Two days to the opening of this exhibition, The Sole Adventurer chats with the artist on the relationship between these three areas of his life.
TSA: Which comes first, politics, art or fashion?
Abolore Sobayo: Art. Art is the background of my journey
TSA: In your exhibition narrative, you mentioned it has been three decades of art, fashion and politics which inspired the theme Room for Three, Can you tell us the timelines of your practice in each of these fields and how you got into politics?
Abolore Sobayo: I started art since I was in secondary school, which was around 1996 and I got into fashion in 2002. I was more interested in making African /Nigerian style of clothing which at the time was not as popular as western designs. Politics… I got into politics because I was thinking of ways to make an impact in my community and contribute my part to developing Oshodi. So I became actively involved in politics in 2011. I was Councillor of Oshodi / Isolo local government for three years then. I have been around here for a little over three decades and everything I have learnt in life has been put to use in all these three areas of the exhibition.
TSA: What was it like combining your creative work with politics? Did it influence the subject matters of your art at that time or even after? And what challenges did you encounter working with the government and representing the people?
Abolore Sobayo: It was not easy. Both are demanding jobs, but I tried to manage and balance things. I had challenges educating the people on their roles as citizens and my role as a councillor. I created time to hear their views and complaints, and channel resources to provide solutions. When these requests are not within my capacity, I direct it to the other arms of government. Being in politics at some point did influence some of my works.
TSA: On fashion, your popular designs are mainly costumes for art performance. Do you have a ready to wear line? And why is it important to you to connect your paintings and clothing designs with cultural elements in your root?
Abolore Sobayo: Yes. I have a ready to wear fashion line. I also enjoy working on costumes a lot because it pushes my boundaries of creativity. My cultural heritage is one of the most vital parts of my being, hence its influence and visibility in my works.

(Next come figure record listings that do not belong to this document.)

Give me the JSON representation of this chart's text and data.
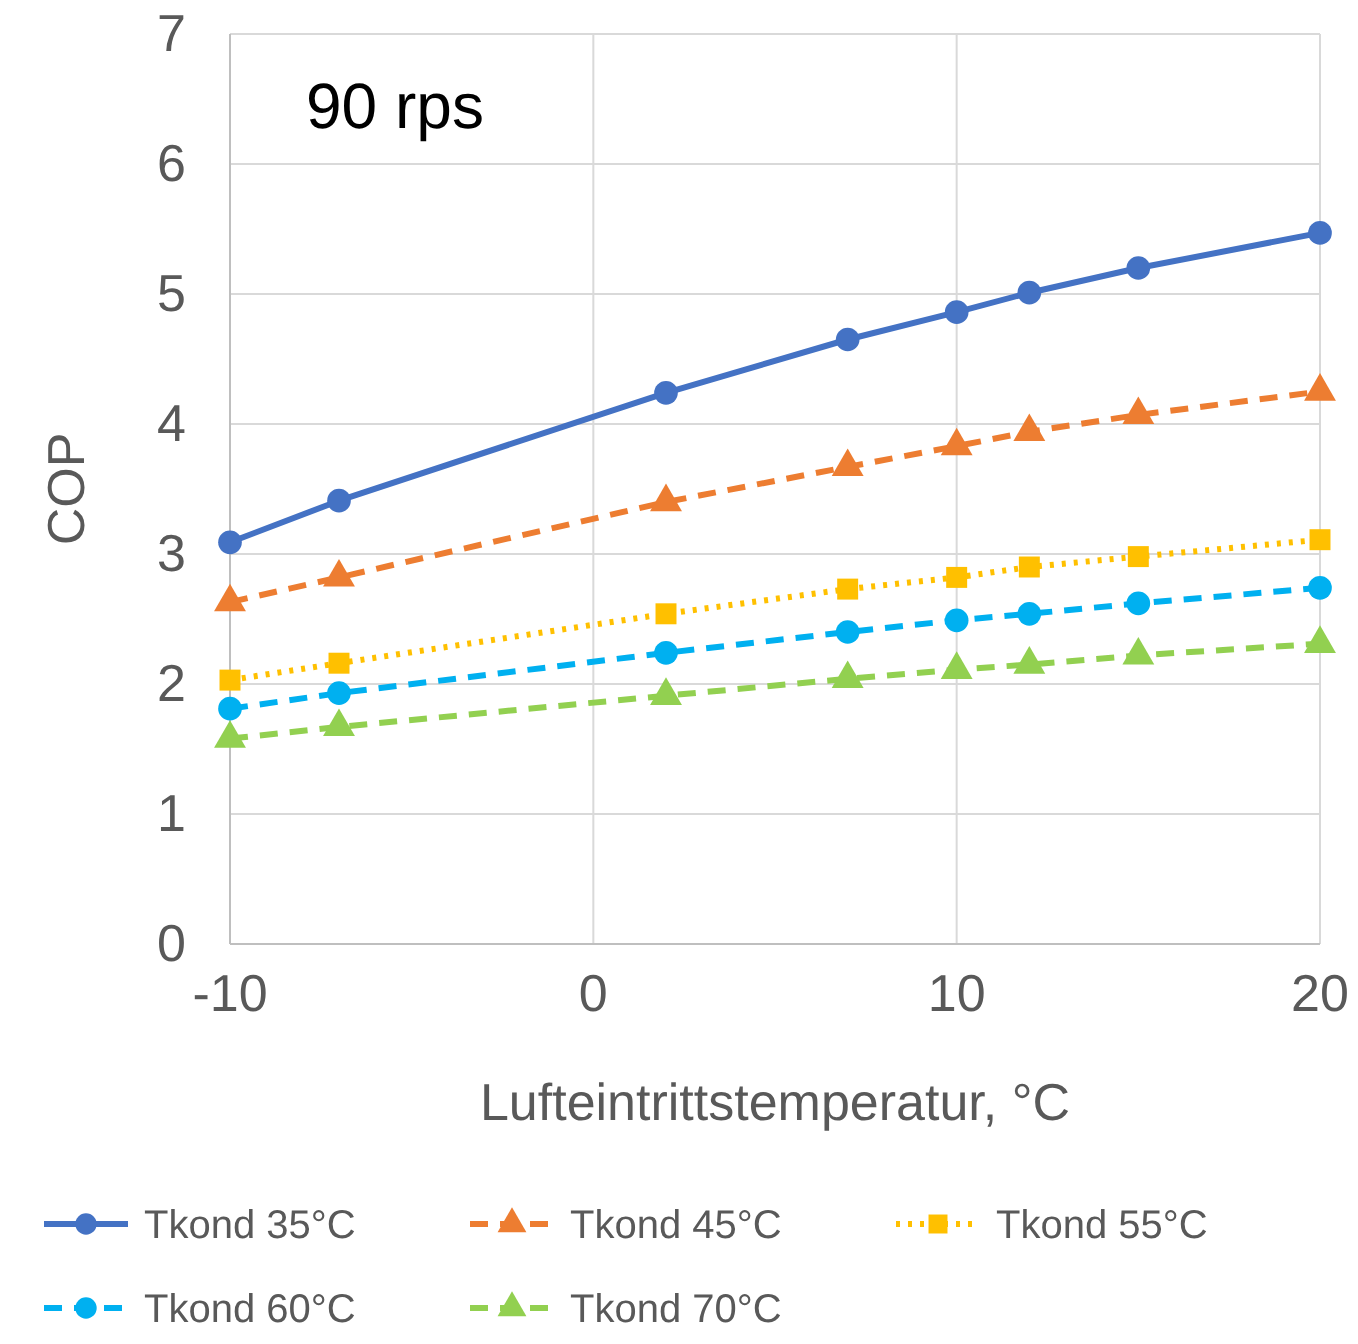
{
  "chart_data": {
    "type": "line",
    "xlabel": "Lufteintrittstemperatur, °C",
    "ylabel": "COP",
    "annotations": [
      "90 rps"
    ],
    "x": [
      -10,
      -7,
      2,
      7,
      10,
      12,
      15,
      20
    ],
    "xlim": [
      -10,
      20
    ],
    "xticks": [
      -10,
      0,
      10,
      20
    ],
    "ylim": [
      0,
      7
    ],
    "yticks": [
      0,
      1,
      2,
      3,
      4,
      5,
      6,
      7
    ],
    "grid": true,
    "legend": "bottom",
    "series": [
      {
        "name": "Tkond 35°C",
        "color": "#4472c4",
        "marker": "circle",
        "line_style": "solid",
        "values": [
          3.09,
          3.41,
          4.24,
          4.65,
          4.86,
          5.01,
          5.2,
          5.47
        ]
      },
      {
        "name": "Tkond 45°C",
        "color": "#ed7d31",
        "marker": "triangle",
        "line_style": "dashed",
        "values": [
          2.63,
          2.82,
          3.4,
          3.67,
          3.83,
          3.94,
          4.07,
          4.25
        ]
      },
      {
        "name": "Tkond 55°C",
        "color": "#ffc000",
        "marker": "square",
        "line_style": "dotted",
        "values": [
          2.03,
          2.16,
          2.54,
          2.73,
          2.82,
          2.9,
          2.98,
          3.11
        ]
      },
      {
        "name": "Tkond 60°C",
        "color": "#00b0f0",
        "marker": "circle",
        "line_style": "dashed",
        "values": [
          1.81,
          1.93,
          2.24,
          2.4,
          2.49,
          2.54,
          2.62,
          2.74
        ]
      },
      {
        "name": "Tkond 70°C",
        "color": "#92d050",
        "marker": "triangle",
        "line_style": "dashed",
        "values": [
          1.58,
          1.67,
          1.91,
          2.04,
          2.11,
          2.15,
          2.22,
          2.31
        ]
      }
    ]
  }
}
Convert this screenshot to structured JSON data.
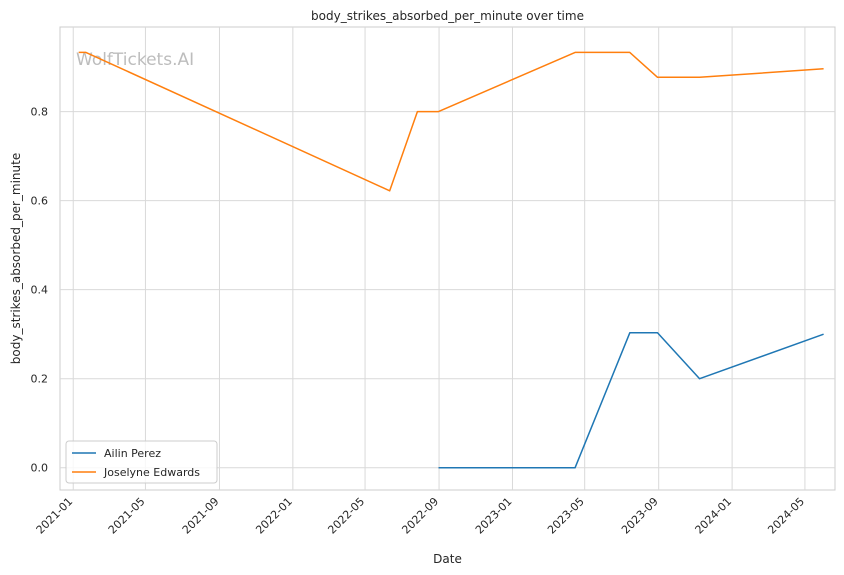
{
  "chart_data": {
    "type": "line",
    "title": "body_strikes_absorbed_per_minute over time",
    "xlabel": "Date",
    "ylabel": "body_strikes_absorbed_per_minute",
    "watermark": "WolfTickets.AI",
    "x_ticks": [
      "2021-01",
      "2021-05",
      "2021-09",
      "2022-01",
      "2022-05",
      "2022-09",
      "2023-01",
      "2023-05",
      "2023-09",
      "2024-01",
      "2024-05"
    ],
    "y_ticks": [
      0.0,
      0.2,
      0.4,
      0.6,
      0.8
    ],
    "y_tick_labels": [
      "0.0",
      "0.2",
      "0.4",
      "0.6",
      "0.8"
    ],
    "xlim": [
      "2020-12-10",
      "2024-06-20"
    ],
    "ylim": [
      -0.05,
      0.99
    ],
    "grid": true,
    "legend_position": "lower-left",
    "series": [
      {
        "name": "Ailin Perez",
        "color": "#1f77b4",
        "points": [
          {
            "x": "2022-08-31",
            "y": 0.0
          },
          {
            "x": "2023-04-15",
            "y": 0.0
          },
          {
            "x": "2023-07-15",
            "y": 0.303
          },
          {
            "x": "2023-08-30",
            "y": 0.303
          },
          {
            "x": "2023-11-08",
            "y": 0.2
          },
          {
            "x": "2024-06-01",
            "y": 0.3
          }
        ]
      },
      {
        "name": "Joselyne Edwards",
        "color": "#ff7f0e",
        "points": [
          {
            "x": "2021-01-10",
            "y": 0.933
          },
          {
            "x": "2021-01-22",
            "y": 0.933
          },
          {
            "x": "2022-06-11",
            "y": 0.622
          },
          {
            "x": "2022-07-27",
            "y": 0.8
          },
          {
            "x": "2022-08-31",
            "y": 0.8
          },
          {
            "x": "2023-04-15",
            "y": 0.933
          },
          {
            "x": "2023-07-15",
            "y": 0.933
          },
          {
            "x": "2023-08-30",
            "y": 0.877
          },
          {
            "x": "2023-11-08",
            "y": 0.877
          },
          {
            "x": "2024-06-01",
            "y": 0.896
          }
        ]
      }
    ]
  }
}
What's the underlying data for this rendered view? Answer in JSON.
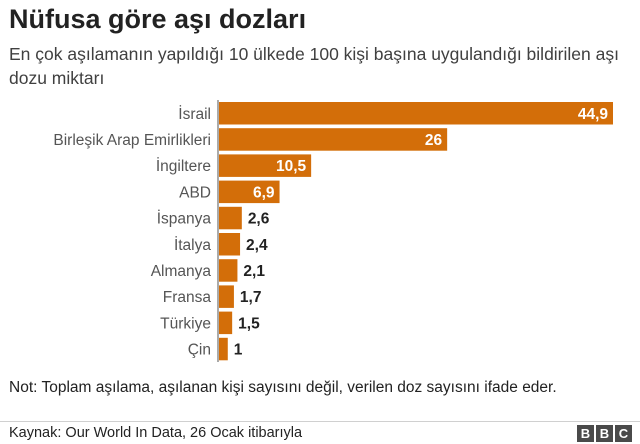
{
  "header": {
    "title": "Nüfusa göre aşı dozları",
    "subtitle": "En çok aşılamanın yapıldığı 10 ülkede 100 kişi başına uygulandığı bildirilen aşı dozu miktarı"
  },
  "chart_data": {
    "type": "bar",
    "orientation": "horizontal",
    "title": "Nüfusa göre aşı dozları",
    "categories": [
      "İsrail",
      "Birleşik Arap Emirlikleri",
      "İngiltere",
      "ABD",
      "İspanya",
      "İtalya",
      "Almanya",
      "Fransa",
      "Türkiye",
      "Çin"
    ],
    "values": [
      44.9,
      26,
      10.5,
      6.9,
      2.6,
      2.4,
      2.1,
      1.7,
      1.5,
      1
    ],
    "value_labels": [
      "44,9",
      "26",
      "10,5",
      "6,9",
      "2,6",
      "2,4",
      "2,1",
      "1,7",
      "1,5",
      "1"
    ],
    "bar_color": "#d36e09",
    "xlim": [
      0,
      44.9
    ],
    "xlabel": "",
    "ylabel": "",
    "grid": false,
    "legend": "none"
  },
  "footer": {
    "note": "Not: Toplam aşılama, aşılanan kişi sayısını değil, verilen doz sayısını ifade eder.",
    "source": "Kaynak: Our World In Data, 26 Ocak itibarıyla",
    "logo_letters": [
      "B",
      "B",
      "C"
    ]
  }
}
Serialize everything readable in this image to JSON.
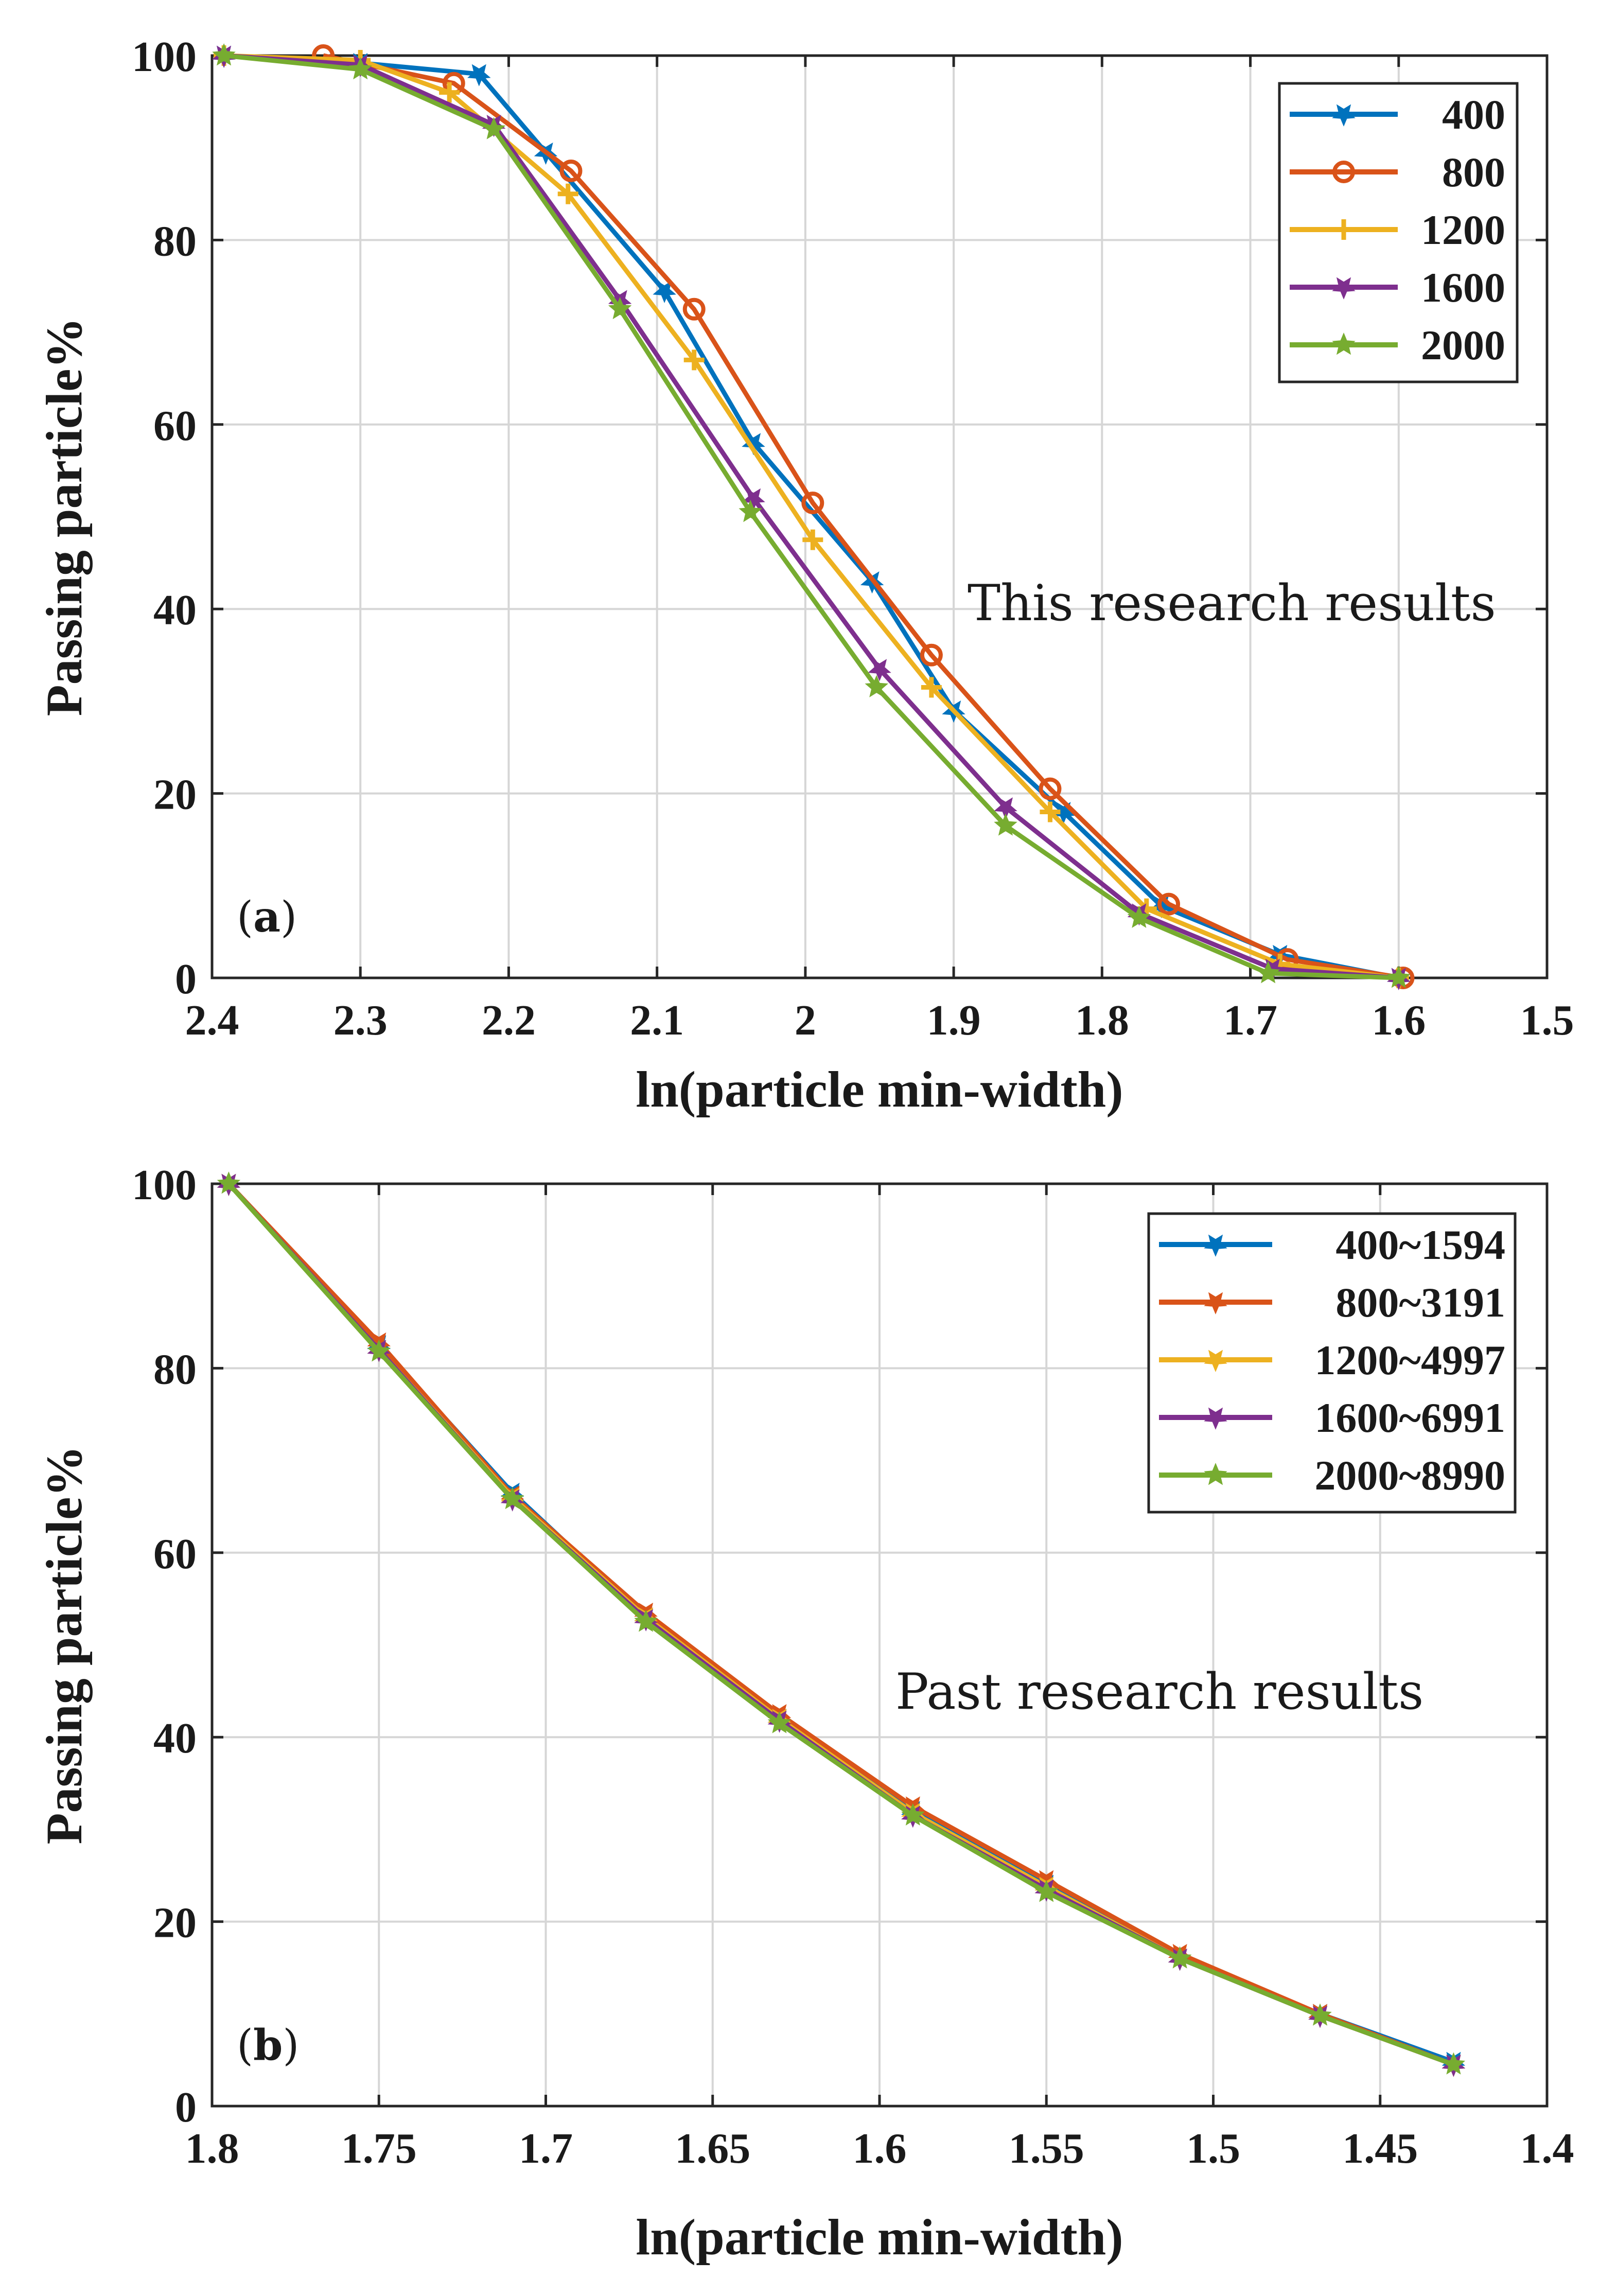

TSA: How do you intend to weave politics with art and fashion in Room for Three?
As the name implies there will be three different Rooms dedicated to these three aspects of me; fashion, art, and politics. All of which are connected to one another. Most of my paintings are done on adire. That was inspired by the fashion side of me. Some of my paintings are politically motivated, hence the interconnectivity of these three. Also, I realized politicians set trends in fashion, for instance, now that we have a president from the north, the northern cap is trending. Same thing happened when the president was from the southwest, outfits from that region was trendy.
Room For Three opens on Saturday 14th November, 2015 at 2pm and will run until 18th November, 2015.
Venue: Red Door gallery. 51b, Bishop Oluwole Crescent, Victoria Island, Lagos.